Volcker recommends establishing a new chief-administrator office to free the secretary general to continue as the globe’s peacekeeper-in-chief. In addition he said, “the U.N. needs a very strong oversight body independent of the secretariat and the security council,” a permanent oversight board to whom auditors and investigators would report.
The extent of the bribery and kickbacks in the Oil for Food program surprised Volcker and led him to wonder how much of it goes on in other international institutions. “What does this say,” Volcker asked rhetorically, “about the state of corruption and money laundering in the global economy?”
[Med School Convocation]
While eight-nine sweaty students and their parents fanned themselves inside the First Unitarian Church on Sunday morning, speaker Geoffrey Canada delivered a decidedly depressing message—fighting for better health care for the poor is increasingly becoming a lost cause.

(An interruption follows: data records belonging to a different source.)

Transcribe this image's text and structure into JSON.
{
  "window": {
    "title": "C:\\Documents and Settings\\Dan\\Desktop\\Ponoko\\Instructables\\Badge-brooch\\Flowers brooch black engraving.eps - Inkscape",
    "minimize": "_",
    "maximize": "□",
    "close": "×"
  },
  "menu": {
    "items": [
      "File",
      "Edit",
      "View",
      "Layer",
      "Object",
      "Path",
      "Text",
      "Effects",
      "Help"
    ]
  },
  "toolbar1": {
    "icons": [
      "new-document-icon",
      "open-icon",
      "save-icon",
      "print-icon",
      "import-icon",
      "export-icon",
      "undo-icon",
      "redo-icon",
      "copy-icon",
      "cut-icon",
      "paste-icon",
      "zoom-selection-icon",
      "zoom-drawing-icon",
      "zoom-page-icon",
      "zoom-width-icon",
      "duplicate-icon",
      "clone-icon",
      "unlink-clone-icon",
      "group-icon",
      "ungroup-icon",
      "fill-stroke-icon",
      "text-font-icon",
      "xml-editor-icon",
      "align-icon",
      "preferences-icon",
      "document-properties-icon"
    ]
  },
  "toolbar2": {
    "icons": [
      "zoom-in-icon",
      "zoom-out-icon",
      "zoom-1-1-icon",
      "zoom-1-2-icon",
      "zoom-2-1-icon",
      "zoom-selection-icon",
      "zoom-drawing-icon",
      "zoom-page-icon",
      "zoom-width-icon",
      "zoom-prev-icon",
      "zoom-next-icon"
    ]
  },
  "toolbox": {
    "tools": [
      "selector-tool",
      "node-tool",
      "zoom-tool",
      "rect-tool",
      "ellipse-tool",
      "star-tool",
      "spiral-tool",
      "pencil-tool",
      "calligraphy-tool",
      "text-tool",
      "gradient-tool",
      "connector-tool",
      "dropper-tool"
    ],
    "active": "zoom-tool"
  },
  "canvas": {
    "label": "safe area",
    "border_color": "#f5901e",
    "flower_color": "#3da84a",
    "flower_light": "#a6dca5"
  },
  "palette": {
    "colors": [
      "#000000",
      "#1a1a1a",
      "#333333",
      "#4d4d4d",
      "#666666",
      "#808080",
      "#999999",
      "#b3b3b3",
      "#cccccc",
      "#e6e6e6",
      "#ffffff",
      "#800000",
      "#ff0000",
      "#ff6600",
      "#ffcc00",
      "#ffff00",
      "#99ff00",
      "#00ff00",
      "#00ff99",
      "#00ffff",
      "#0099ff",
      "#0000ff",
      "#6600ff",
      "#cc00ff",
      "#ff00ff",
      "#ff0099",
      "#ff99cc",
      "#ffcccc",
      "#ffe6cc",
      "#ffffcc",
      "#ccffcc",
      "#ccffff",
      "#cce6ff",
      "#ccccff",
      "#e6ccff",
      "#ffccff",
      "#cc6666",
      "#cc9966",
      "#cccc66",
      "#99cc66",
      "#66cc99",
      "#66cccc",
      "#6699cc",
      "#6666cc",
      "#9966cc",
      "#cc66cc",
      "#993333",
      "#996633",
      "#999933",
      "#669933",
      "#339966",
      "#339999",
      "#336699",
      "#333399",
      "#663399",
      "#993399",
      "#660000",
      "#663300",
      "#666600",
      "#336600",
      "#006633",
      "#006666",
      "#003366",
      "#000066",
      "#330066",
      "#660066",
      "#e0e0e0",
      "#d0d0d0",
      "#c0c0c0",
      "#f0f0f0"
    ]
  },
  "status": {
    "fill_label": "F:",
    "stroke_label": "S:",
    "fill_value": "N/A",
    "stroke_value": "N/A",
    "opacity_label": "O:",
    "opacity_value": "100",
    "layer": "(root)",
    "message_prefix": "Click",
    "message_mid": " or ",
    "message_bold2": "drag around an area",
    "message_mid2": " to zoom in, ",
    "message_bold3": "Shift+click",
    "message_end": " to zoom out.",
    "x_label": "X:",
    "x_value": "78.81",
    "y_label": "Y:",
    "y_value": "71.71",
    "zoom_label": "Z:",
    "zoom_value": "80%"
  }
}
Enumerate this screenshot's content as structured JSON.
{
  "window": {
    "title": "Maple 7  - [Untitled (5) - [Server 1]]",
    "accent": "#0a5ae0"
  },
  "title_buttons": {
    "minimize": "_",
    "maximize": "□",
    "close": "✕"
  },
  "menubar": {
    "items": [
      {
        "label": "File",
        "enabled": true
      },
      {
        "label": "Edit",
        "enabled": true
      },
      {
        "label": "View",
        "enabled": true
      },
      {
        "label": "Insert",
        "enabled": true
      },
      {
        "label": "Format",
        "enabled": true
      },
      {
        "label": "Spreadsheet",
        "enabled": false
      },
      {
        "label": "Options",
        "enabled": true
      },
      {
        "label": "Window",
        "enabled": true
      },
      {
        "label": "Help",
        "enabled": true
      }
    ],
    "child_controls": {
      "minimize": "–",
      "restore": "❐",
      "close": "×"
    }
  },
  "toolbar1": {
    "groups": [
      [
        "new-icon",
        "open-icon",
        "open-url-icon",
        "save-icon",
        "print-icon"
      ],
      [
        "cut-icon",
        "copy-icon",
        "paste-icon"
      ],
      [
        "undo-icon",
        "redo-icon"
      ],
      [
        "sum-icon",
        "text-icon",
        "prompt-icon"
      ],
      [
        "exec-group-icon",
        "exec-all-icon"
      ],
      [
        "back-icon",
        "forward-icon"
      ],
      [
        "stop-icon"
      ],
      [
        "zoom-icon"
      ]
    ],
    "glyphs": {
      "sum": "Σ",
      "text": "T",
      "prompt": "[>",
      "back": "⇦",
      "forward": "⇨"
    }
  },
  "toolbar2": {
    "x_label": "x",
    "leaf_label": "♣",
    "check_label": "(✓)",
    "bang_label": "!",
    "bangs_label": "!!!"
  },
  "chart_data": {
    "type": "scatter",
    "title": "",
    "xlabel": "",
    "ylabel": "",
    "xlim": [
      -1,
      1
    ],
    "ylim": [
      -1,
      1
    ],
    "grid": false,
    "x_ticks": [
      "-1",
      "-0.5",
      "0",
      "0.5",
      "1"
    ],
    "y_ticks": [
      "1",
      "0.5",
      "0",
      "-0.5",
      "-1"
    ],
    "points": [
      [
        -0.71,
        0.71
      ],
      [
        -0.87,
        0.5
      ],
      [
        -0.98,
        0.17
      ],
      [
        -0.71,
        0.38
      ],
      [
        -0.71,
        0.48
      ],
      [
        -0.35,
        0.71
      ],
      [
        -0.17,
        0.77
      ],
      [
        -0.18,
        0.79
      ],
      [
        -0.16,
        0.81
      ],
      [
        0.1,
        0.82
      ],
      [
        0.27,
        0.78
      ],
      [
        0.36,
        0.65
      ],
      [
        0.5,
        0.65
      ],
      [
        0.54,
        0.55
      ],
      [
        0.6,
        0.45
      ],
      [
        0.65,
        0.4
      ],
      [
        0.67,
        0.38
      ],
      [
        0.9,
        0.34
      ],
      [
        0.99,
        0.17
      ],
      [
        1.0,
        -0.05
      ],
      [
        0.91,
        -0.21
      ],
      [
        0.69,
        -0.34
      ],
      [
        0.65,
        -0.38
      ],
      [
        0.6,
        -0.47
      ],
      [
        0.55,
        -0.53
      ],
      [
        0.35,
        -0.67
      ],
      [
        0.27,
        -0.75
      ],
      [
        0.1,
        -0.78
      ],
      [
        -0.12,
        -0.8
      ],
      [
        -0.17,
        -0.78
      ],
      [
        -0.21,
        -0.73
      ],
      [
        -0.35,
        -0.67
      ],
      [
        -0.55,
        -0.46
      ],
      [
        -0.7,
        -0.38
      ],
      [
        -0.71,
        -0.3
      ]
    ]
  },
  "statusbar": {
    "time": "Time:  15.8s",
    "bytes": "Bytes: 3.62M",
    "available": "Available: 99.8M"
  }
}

Canada, an acclaimed advocate for inner-city children and president and chief executive officer of the Harlem Children’s Zone in New York City, bluntly told the graduates it was becoming harder and harder to triumph over the economic and political forces that condemn American children to spend their lives sick and impoverished. “I offer you a wondrous opportunity to join the losing side,” Canada said to much laughter. But he also offered some true words of inspiration. “We may not win the fight,” he said, “but as long as you are here, we will never stop fighting.”